I’m never very comfortable watching women in a pugilistic environment, but this one had the added discomfort of featuring just four competitors – two in the lightweight division, one in the middleweight and one in the heavyweight. Consequently, they went right to Open Division competition. The net result was like attending an elaborately planned party that was teetering close to the “flop” zone. Feeling vaguely embarrassed for all concerned, I sat there hoping that it would be over soon.
Thankfully it was, and we were on to the medal rounds of competition for the men’s light, middle and heavyweight divisions.
The middleweight gold medal match featured defending champion Edenebileg Alagdaa against eight-time U.S. Sumo Champion Rene Marte, who at 42 years of age was taking part in his final competition.
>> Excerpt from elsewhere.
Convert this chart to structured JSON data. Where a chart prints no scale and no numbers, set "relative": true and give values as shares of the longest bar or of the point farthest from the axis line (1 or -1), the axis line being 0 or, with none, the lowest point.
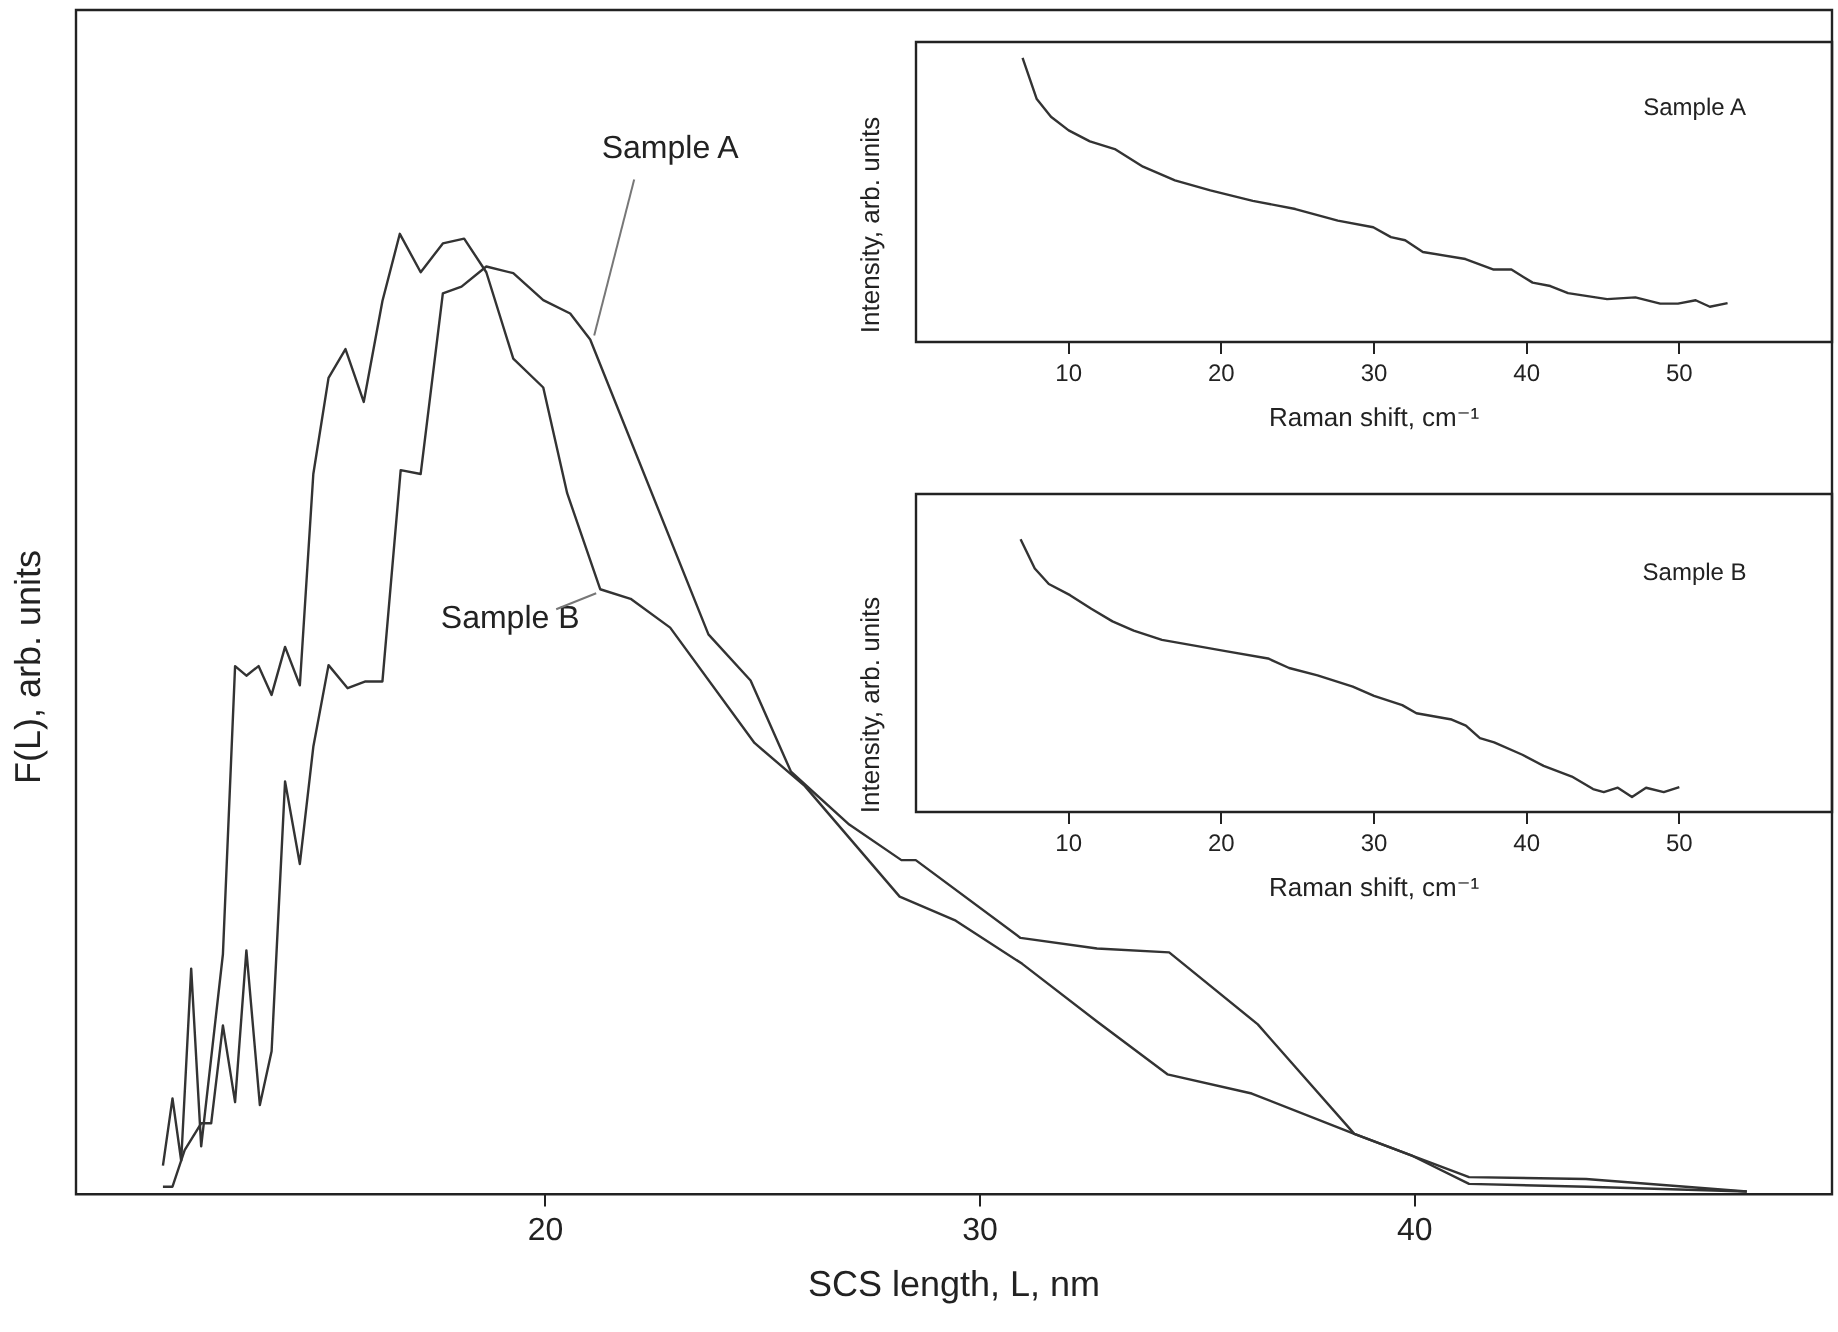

Noticeably slowed by age and injury, Marte had somehow managed to make his way through the field until only Alagdaa stood between him and the luxury of retiring as a champion. It was not to be however.
In the heavyweight division, Brodi Henderson’s Cinderella run came to an end in the quarterfinals against Siosifa “Big Joe” I’sama’u. After overpowering his younger foe, Big Joe helped him up and embraced him warmly, no doubt welcoming him into the fraternity.
It was Big Joe’s turn to be humbled in the semi-finals though, as our NFL lineman-in-waiting Byamba literally picked all 330 of his opponent’s pounds into the air and threw them to the ground in a jaw-dropping display of strength.
This set up a classic youth vs. experience match-up for the heavyweight gold: The 25-year old Byamba versus internationally decorated 40 year-old former champ Kelly Gneiting – who hails from Idaho, of all un-sumo-like places. Befitting its marquee status, this match was one of the longest of the day – but when push eventually came to shove (sorry, bad sumo pun) youth was served. Byamba claimed the gold, joining middleweight countryman Alagdaa as champion.
As Dick Vitale might say if he could speak Mongolian, the two made quite the pair of Diaper Dandies.